The spike protein enables the virus to infect human cells.

The lineage was first isolated in India on October 25, 2020 and most recently on March 29, according to variant tracker' run by US-based Scripps Research.

Sounding a note of caution while also trying to quell panic as India on Thursday reported 3.14 lakh new infections, scientists here stressed on the need for more research and the dogged continuance of Covid appropriate behaviour.

The new lineage is a combination of mutations that impart the properties of immune escape as well as more infectivity at individual mutation levels, virologist Upasana Ray, from Kolkata's CSIR-Indian Institute of Chemical Biology, said.

This lineage is a combination of multiple mutations -- deletions of amino acid tyrosine and histidine at positions 145 and 146 of the spike protein, mutation E484K that has been reported earlier to be contributing towards escape from immune response and D614G which was linked to increased infectivity, she explained.

However, the role of the deletion mutations is not well understood as of now, Ray said, adding that the collective role of all these mutations together is not well characterised.

The initial sequences in the B.1.618 lineage were found in West Bengal.

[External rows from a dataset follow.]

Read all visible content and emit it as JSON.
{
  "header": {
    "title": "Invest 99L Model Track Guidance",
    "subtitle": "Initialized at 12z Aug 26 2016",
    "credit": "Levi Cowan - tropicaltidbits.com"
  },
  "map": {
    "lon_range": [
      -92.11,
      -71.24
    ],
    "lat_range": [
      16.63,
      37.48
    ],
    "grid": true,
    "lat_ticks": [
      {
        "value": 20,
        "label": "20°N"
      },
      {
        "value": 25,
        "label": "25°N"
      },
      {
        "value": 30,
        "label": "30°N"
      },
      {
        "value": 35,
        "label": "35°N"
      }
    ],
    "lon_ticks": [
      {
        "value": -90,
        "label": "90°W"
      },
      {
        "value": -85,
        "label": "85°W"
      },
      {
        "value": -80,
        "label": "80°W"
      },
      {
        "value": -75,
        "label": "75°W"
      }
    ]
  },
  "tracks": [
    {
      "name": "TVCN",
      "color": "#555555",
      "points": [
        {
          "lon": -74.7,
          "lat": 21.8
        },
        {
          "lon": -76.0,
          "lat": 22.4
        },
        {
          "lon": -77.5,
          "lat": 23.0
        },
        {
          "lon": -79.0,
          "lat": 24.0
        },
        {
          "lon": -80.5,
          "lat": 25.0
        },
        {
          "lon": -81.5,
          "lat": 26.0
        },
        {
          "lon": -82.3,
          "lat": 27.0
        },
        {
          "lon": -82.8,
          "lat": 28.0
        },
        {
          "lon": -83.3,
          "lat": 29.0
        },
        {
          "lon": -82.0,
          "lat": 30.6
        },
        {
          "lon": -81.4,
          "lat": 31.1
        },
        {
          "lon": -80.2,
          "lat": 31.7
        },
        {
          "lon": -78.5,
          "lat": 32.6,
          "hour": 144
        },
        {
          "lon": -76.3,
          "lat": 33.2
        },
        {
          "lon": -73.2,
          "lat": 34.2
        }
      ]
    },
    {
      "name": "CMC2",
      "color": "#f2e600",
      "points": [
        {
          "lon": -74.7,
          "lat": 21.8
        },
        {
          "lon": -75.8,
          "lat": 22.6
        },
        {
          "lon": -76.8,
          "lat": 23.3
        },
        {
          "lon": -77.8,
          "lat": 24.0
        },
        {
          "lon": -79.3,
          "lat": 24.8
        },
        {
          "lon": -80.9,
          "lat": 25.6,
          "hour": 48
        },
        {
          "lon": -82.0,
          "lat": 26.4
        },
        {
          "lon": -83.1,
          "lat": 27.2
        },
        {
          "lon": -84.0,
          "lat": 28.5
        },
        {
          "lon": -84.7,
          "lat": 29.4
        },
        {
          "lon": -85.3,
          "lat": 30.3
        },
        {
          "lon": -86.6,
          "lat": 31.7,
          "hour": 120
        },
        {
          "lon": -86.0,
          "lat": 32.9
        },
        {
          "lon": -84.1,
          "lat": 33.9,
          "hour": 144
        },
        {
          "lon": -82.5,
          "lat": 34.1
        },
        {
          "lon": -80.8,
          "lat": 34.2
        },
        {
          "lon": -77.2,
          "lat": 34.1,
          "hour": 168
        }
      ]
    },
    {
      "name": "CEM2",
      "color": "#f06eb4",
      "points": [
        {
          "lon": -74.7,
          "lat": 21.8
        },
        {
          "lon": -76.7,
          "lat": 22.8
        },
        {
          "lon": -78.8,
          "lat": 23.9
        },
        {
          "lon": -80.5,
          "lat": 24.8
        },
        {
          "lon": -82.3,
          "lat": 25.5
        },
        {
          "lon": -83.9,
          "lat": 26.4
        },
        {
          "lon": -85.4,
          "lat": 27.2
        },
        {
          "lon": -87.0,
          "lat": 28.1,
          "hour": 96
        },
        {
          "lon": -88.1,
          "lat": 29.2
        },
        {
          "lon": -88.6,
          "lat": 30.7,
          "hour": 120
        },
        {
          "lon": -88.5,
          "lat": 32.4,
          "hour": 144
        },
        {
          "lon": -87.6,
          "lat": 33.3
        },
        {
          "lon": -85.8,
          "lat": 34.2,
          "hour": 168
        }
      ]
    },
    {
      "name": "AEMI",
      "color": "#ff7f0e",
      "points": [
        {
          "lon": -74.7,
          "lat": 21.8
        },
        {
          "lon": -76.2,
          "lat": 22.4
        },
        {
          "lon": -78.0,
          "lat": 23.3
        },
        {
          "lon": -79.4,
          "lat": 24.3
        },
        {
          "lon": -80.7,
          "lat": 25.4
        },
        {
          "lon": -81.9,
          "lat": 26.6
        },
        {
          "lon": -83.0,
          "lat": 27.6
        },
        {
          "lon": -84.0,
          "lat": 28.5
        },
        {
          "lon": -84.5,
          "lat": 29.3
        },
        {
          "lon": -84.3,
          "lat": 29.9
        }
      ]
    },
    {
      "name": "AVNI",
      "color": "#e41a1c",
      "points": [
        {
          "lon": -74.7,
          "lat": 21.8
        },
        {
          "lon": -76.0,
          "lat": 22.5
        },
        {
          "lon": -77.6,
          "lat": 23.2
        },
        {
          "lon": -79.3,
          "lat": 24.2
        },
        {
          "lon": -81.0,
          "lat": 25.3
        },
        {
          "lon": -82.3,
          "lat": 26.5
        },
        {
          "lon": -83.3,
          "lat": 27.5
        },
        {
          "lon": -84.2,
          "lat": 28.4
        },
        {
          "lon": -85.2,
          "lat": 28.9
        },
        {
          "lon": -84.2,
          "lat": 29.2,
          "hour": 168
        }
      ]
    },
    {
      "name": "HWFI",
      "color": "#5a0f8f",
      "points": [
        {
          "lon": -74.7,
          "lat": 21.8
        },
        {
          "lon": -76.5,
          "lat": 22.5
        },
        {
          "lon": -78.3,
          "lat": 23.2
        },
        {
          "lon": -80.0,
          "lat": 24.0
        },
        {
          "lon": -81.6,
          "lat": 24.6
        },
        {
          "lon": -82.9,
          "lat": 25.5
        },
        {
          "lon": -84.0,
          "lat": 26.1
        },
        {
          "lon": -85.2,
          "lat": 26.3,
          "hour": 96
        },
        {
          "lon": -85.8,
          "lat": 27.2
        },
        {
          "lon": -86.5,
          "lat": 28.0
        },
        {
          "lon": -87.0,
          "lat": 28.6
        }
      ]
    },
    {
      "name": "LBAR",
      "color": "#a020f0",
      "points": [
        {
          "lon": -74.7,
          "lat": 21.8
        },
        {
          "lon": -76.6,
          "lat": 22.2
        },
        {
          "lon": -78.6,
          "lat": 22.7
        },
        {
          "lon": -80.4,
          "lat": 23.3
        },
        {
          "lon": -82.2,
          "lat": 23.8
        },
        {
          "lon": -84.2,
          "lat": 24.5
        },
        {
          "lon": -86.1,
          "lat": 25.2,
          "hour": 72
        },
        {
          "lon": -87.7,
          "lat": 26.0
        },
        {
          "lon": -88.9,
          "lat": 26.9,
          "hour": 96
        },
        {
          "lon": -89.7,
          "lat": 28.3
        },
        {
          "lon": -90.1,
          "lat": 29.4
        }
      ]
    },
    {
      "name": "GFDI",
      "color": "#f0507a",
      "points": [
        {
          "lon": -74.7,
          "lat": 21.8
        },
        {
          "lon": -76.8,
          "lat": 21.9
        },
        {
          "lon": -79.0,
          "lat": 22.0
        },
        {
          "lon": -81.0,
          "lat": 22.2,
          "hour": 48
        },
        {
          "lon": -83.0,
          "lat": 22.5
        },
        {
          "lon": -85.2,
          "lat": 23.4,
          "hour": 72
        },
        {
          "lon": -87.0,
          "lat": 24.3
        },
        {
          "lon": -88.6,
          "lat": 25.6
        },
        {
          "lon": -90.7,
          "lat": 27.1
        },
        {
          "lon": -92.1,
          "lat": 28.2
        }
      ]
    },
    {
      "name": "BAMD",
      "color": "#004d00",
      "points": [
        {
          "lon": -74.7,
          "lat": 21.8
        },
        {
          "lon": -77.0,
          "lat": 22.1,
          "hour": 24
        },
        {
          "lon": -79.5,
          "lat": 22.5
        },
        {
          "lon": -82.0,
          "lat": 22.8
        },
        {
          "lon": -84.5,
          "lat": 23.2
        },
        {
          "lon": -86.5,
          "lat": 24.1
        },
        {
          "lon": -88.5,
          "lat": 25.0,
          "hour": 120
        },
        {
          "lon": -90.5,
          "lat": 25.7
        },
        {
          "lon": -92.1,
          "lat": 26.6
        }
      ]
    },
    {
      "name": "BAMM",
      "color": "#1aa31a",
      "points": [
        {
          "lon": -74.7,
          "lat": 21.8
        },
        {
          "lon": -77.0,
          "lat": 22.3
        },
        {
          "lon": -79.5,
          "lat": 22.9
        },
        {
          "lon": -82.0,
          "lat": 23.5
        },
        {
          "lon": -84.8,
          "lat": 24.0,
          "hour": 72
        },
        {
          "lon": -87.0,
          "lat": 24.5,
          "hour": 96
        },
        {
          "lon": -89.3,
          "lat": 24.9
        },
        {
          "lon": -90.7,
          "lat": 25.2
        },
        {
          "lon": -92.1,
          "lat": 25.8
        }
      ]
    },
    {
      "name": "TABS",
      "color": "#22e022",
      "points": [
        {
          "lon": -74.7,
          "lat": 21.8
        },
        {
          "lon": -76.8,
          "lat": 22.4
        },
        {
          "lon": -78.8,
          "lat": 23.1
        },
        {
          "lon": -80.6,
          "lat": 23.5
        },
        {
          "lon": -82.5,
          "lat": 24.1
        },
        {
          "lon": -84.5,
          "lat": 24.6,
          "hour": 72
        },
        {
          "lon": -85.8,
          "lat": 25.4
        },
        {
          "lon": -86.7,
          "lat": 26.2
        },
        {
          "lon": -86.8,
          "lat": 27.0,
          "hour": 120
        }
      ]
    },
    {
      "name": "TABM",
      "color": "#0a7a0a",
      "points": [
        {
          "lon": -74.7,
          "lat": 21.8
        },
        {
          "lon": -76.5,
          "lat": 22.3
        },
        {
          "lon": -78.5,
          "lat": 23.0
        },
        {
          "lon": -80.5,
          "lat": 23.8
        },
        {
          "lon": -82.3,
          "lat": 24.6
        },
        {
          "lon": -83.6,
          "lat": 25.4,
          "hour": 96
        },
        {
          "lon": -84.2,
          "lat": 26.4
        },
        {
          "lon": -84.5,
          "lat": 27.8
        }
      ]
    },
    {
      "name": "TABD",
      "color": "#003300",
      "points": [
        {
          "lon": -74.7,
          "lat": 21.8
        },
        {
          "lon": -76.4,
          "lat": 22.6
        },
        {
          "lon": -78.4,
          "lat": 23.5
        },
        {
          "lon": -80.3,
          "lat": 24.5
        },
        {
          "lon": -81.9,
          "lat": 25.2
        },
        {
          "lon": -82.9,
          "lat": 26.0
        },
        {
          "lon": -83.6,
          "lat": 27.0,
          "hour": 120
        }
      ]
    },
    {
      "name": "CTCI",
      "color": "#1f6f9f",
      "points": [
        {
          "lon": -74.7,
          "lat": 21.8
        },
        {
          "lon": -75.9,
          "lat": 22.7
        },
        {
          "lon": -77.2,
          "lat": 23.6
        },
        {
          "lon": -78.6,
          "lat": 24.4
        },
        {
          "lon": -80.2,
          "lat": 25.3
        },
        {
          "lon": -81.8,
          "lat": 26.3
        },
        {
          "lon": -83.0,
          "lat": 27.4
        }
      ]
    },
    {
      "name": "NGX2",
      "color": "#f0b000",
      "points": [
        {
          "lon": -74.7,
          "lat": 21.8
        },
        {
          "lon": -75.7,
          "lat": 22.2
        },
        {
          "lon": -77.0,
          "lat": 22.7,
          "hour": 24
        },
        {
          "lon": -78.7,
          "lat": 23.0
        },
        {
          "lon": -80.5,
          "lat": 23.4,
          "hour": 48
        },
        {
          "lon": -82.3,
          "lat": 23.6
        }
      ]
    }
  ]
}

However, members of this lineage are also found in other parts of the world but do not have the full complement of variants as found in India.

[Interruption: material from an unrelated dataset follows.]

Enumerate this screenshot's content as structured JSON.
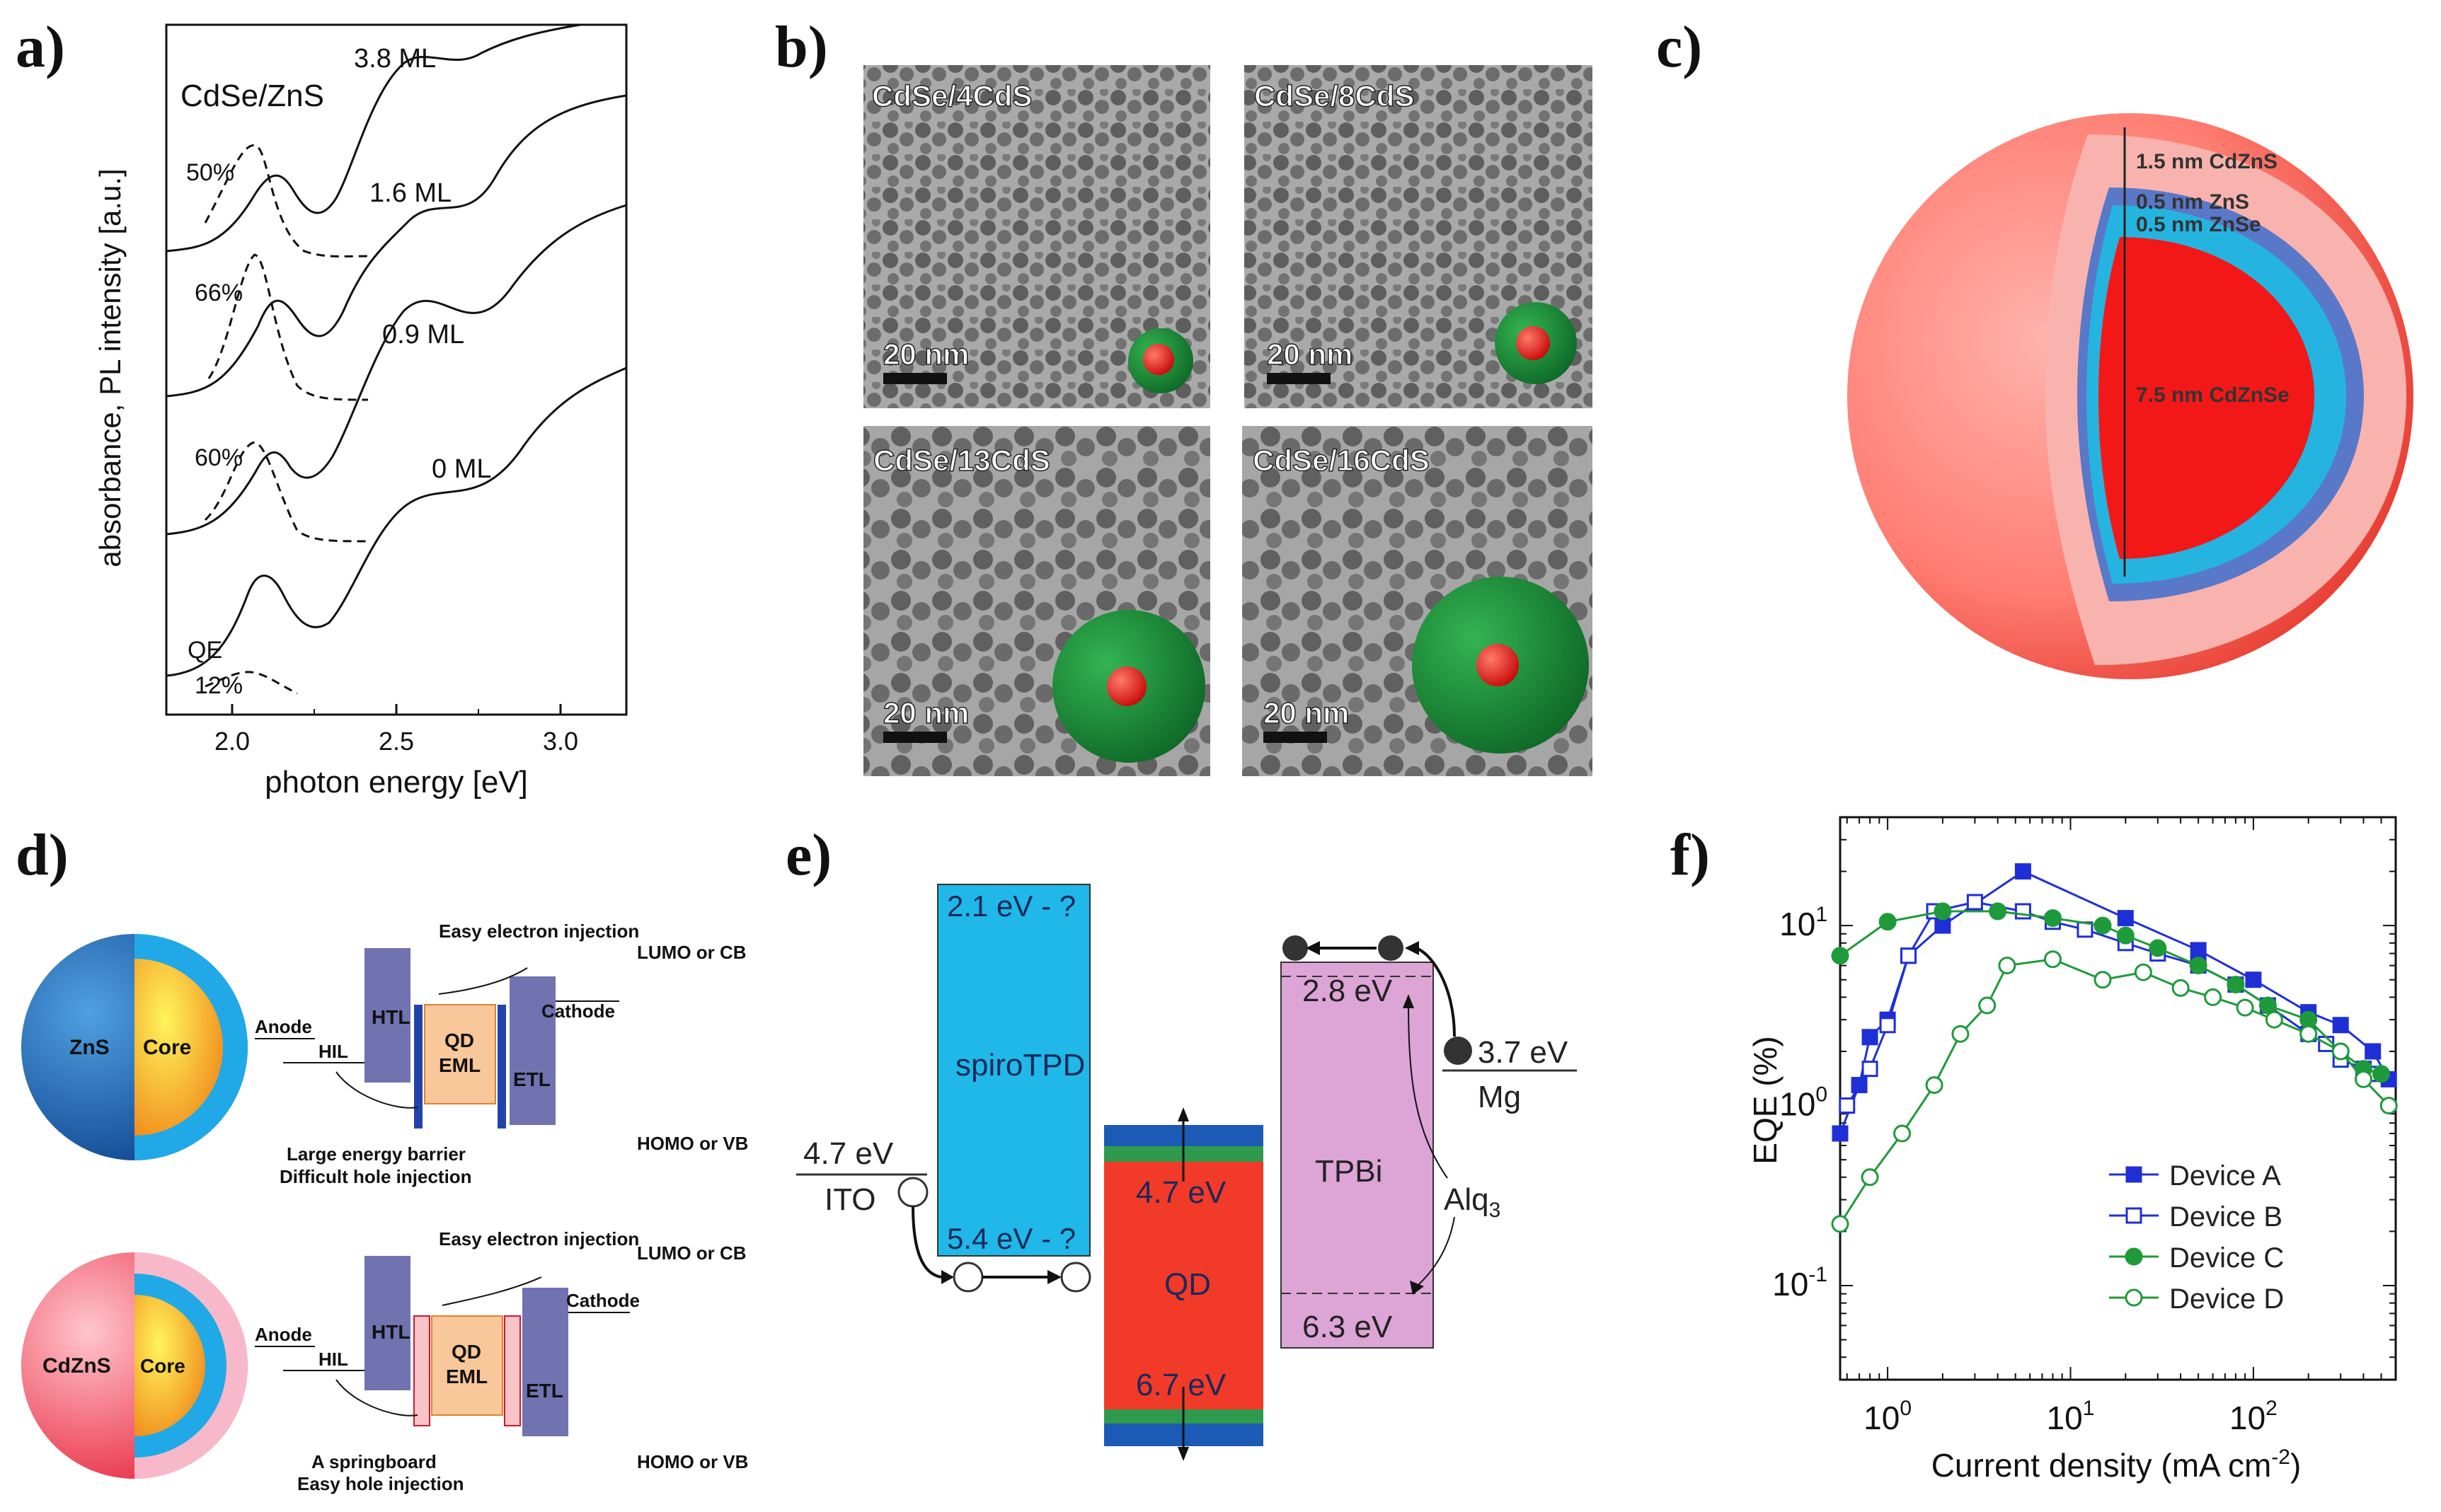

The proportions of B.1.618 have been growing significantly in the recent months in the state of West Bengal, India. And along with B.1.617 forms a major lineage of SARS-CoV-2 in the state of West Bengal, Scaria said in the Twitter thread.

There are many unknowns for this lineage at this moment including its capability to cause reinfections as well as vaccine breakthrough infections. Additional experimental data is also required to assess the efficacy of vaccines against this variant, he said.

At the moment, Scaria stressed, there is no conclusive evidence that the lineage is behind the epidemic in West Bengal. More focused epidemiological investigations will address these questions, he said.

Samiran Panda, head of Epidemiology and Communicable Diseases at the Indian Council of Medical Research (ICMR), said mutations are known to happen while viruses proliferate in number. Some of these mutants offer survival advantage to the virus while others don't.

What is important to understand from the public health perspective is that the new mutants, as well as the old circulating strains, get transmitted by the same route of transmission, Panda said.